Another source of wealth inequality stems from the substantial cash payments made to insiders and top managers that go unreported in regular channels -- so-called "grey income." These large cash payments are considered "commissions" or "bonuses" in China, but by Western standards, they would widely be considered as bribes and payoffs.

A Credit Suisse survey of urban households in China found that $1.5 trillion in grey income had gone unreported in the official household income numbers. About 60% of this grey income flowed to the top 10% of households. According to Shih, while income of typical households rose 8%, the top 10% saw their incomes leap by 25%

The net result of these structural imbalances, in Shih's view, is a China that is "increasingly splitting into a small upper class that spends freely on luxury goods, and a remaining population whose earnings and savings are eroded by inflation and state confiscation."
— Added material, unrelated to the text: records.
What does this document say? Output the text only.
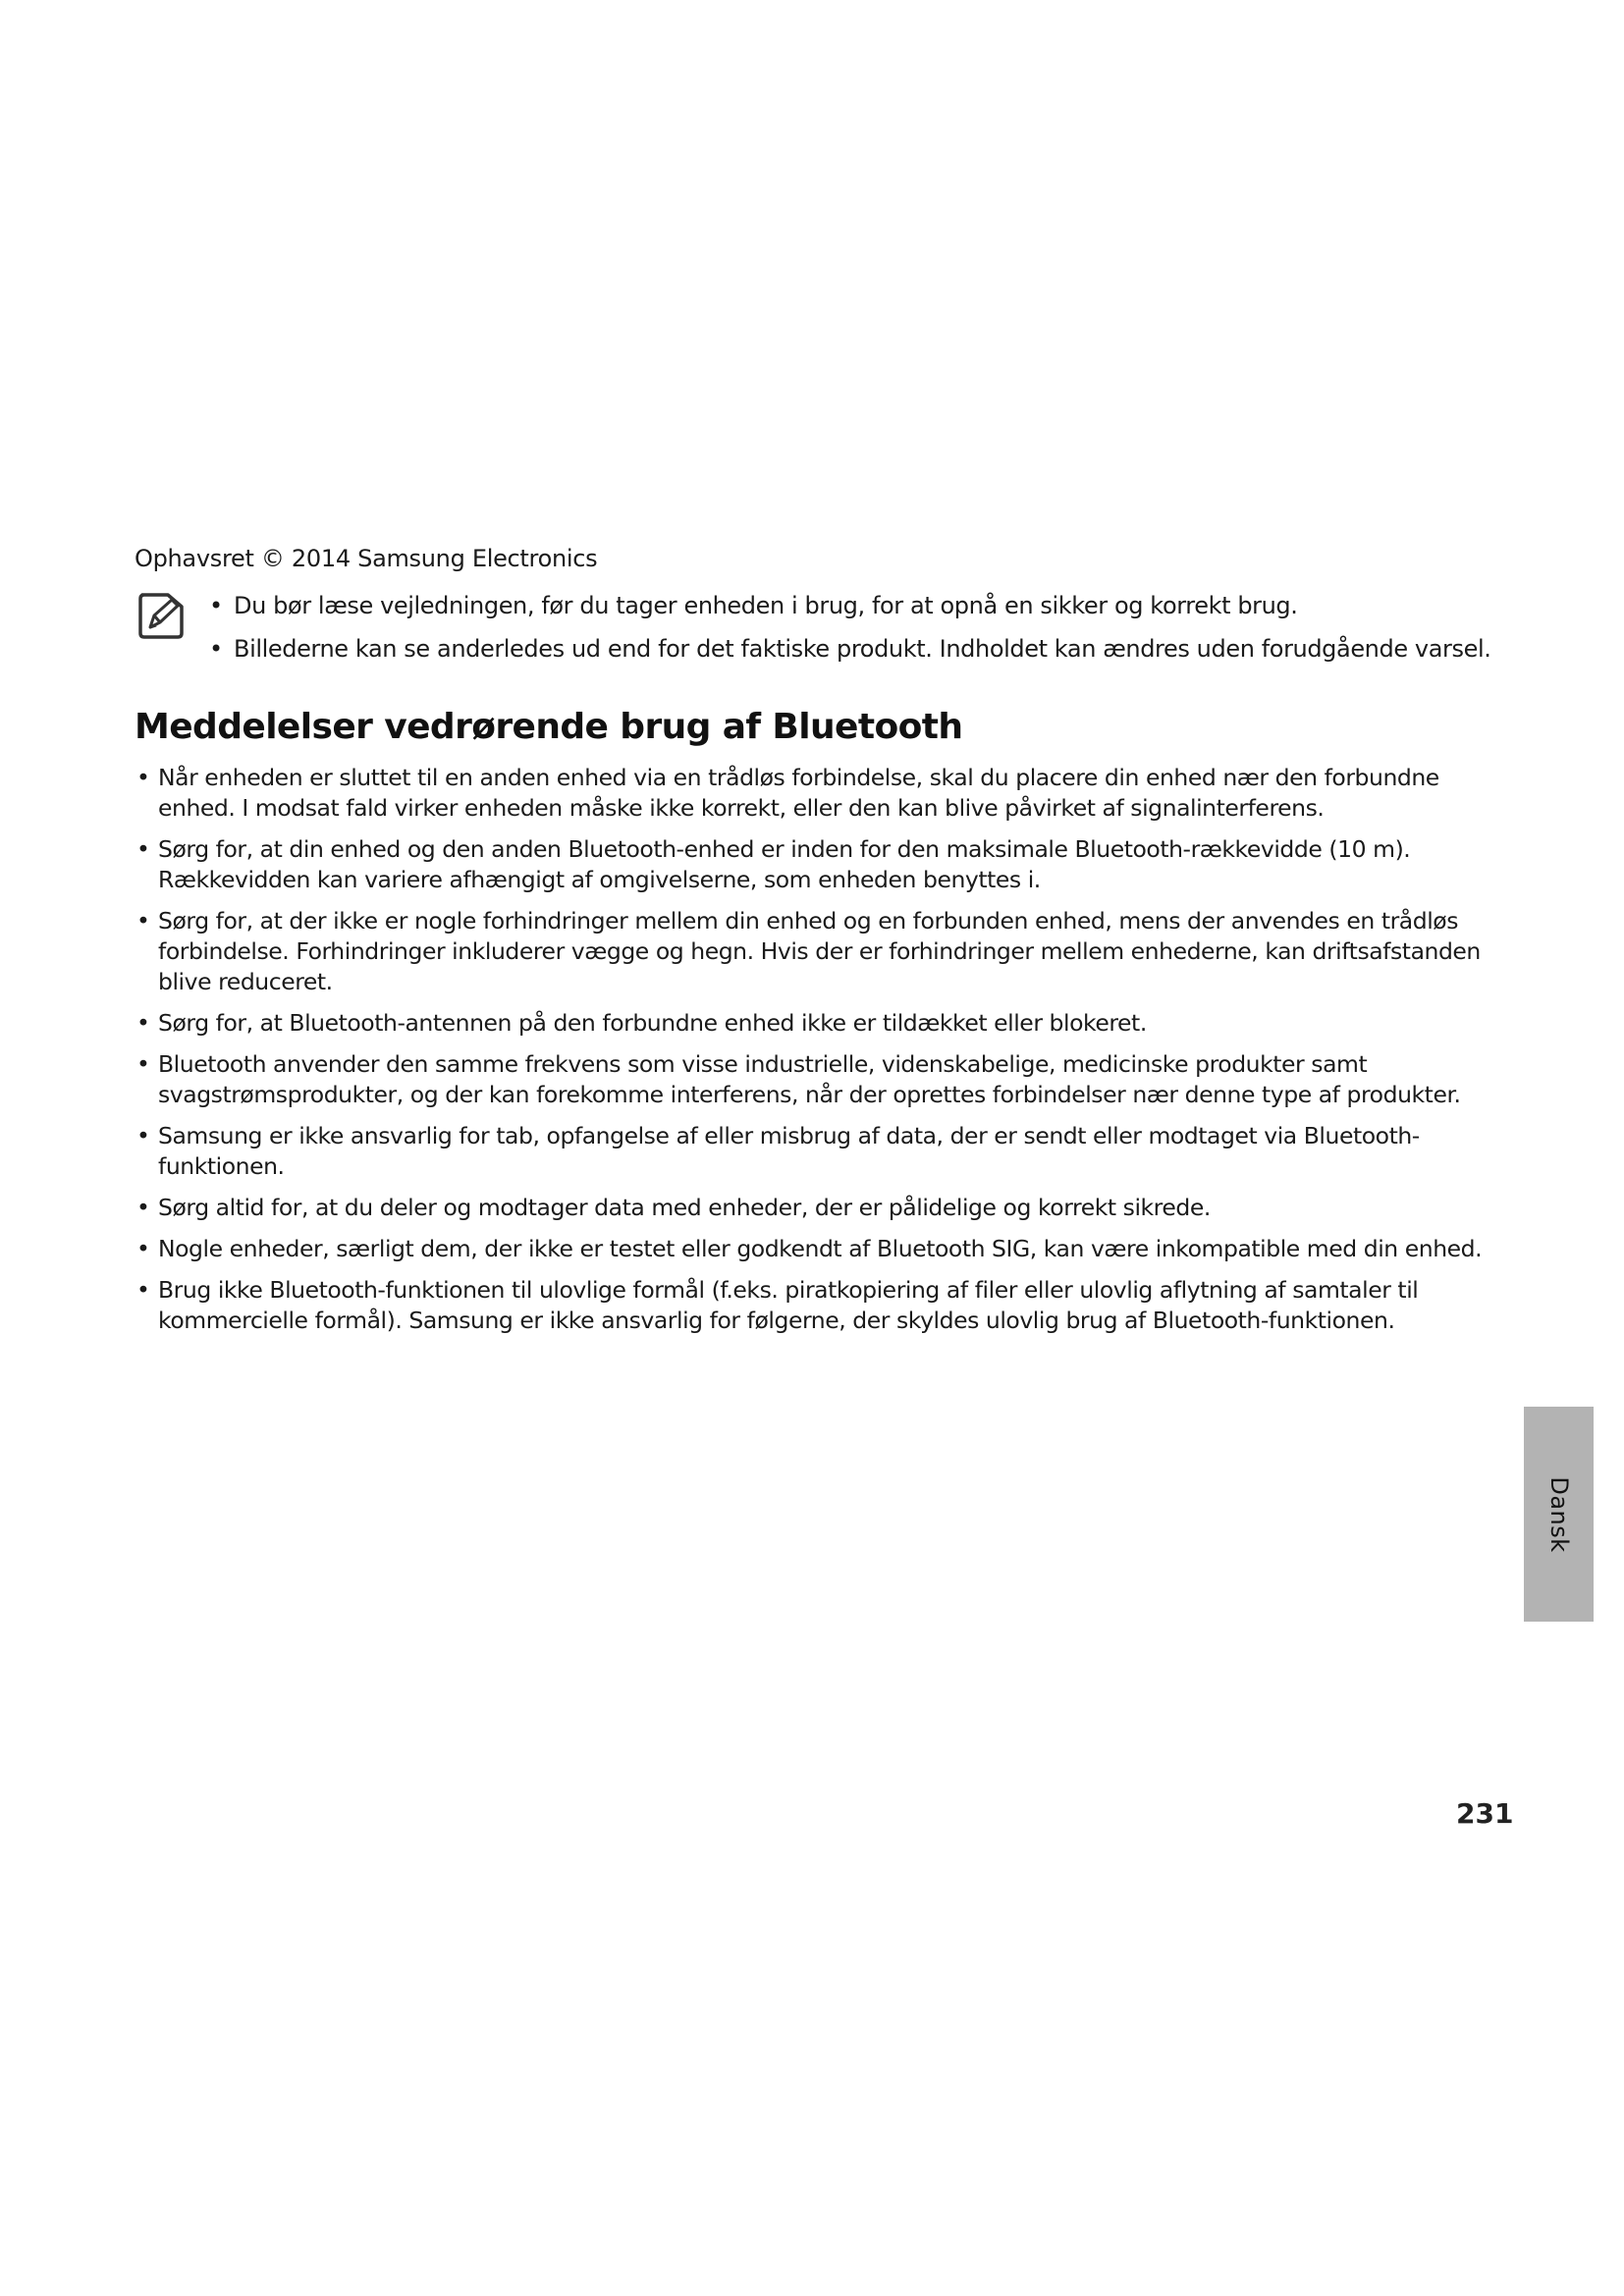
Ophavsret © 2014 Samsung Electronics

• Du bør læse vejledningen, før du tager enheden i brug, for at opnå en sikker og korrekt brug.
• Billederne kan se anderledes ud end for det faktiske produkt. Indholdet kan ændres uden forudgående varsel.
Meddelelser vedrørende brug af Bluetooth
• Når enheden er sluttet til en anden enhed via en trådløs forbindelse, skal du placere din enhed nær den forbundne enhed. I modsat fald virker enheden måske ikke korrekt, eller den kan blive påvirket af signalinterferens.
• Sørg for, at din enhed og den anden Bluetooth-enhed er inden for den maksimale Bluetooth-rækkevidde (10 m). Rækkevidden kan variere afhængigt af omgivelserne, som enheden benyttes i.
• Sørg for, at der ikke er nogle forhindringer mellem din enhed og en forbunden enhed, mens der anvendes en trådløs forbindelse. Forhindringer inkluderer vægge og hegn. Hvis der er forhindringer mellem enhederne, kan driftsafstanden blive reduceret.
• Sørg for, at Bluetooth-antennen på den forbundne enhed ikke er tildækket eller blokeret.
• Bluetooth anvender den samme frekvens som visse industrielle, videnskabelige, medicinske produkter samt svagstrømsprodukter, og der kan forekomme interferens, når der oprettes forbindelser nær denne type af produkter.
• Samsung er ikke ansvarlig for tab, opfangelse af eller misbrug af data, der er sendt eller modtaget via Bluetooth-funktionen.
• Sørg altid for, at du deler og modtager data med enheder, der er pålidelige og korrekt sikrede.
• Nogle enheder, særligt dem, der ikke er testet eller godkendt af Bluetooth SIG, kan være inkompatible med din enhed.
• Brug ikke Bluetooth-funktionen til ulovlige formål (f.eks. piratkopiering af filer eller ulovlig aflytning af samtaler til kommercielle formål). Samsung er ikke ansvarlig for følgerne, der skyldes ulovlig brug af Bluetooth-funktionen.
Dansk
231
The Communist Party leadership is keenly aware of the discontent created by widespread corruption and rising prices. Premier Wen named illegal land seizures, food safety, housing price increases and corruption as evidence that institutional changes are needed to end excessive concentrations of power. And he said combating inflation is China's top economic priority in 2011.

Taking No Chances

That will be easier said than done, however. China's leadership is on the horns of a dilemma: If it continues pumping up rapid growth, it will inevitably feed inflation, while if it raises interest rates and curbs lending to limit inflation, that will restrain overall growth.

In the meantime, China's autocratic government isn't taking any chances with social unrest. Recent crackdowns on Internet activity and foreign journalists are highly visible signs of the central government's resolve to head off any anti-government unrest.

But suppression of the media and dissent will only go so far. China's leadership knows it has to effectively tackle the thorny issues of rising inflation, widening wealth inequality and corruption -- and soon, because the aspirations of its people cannot be returned to where they were in the low-opportunity days of 1978.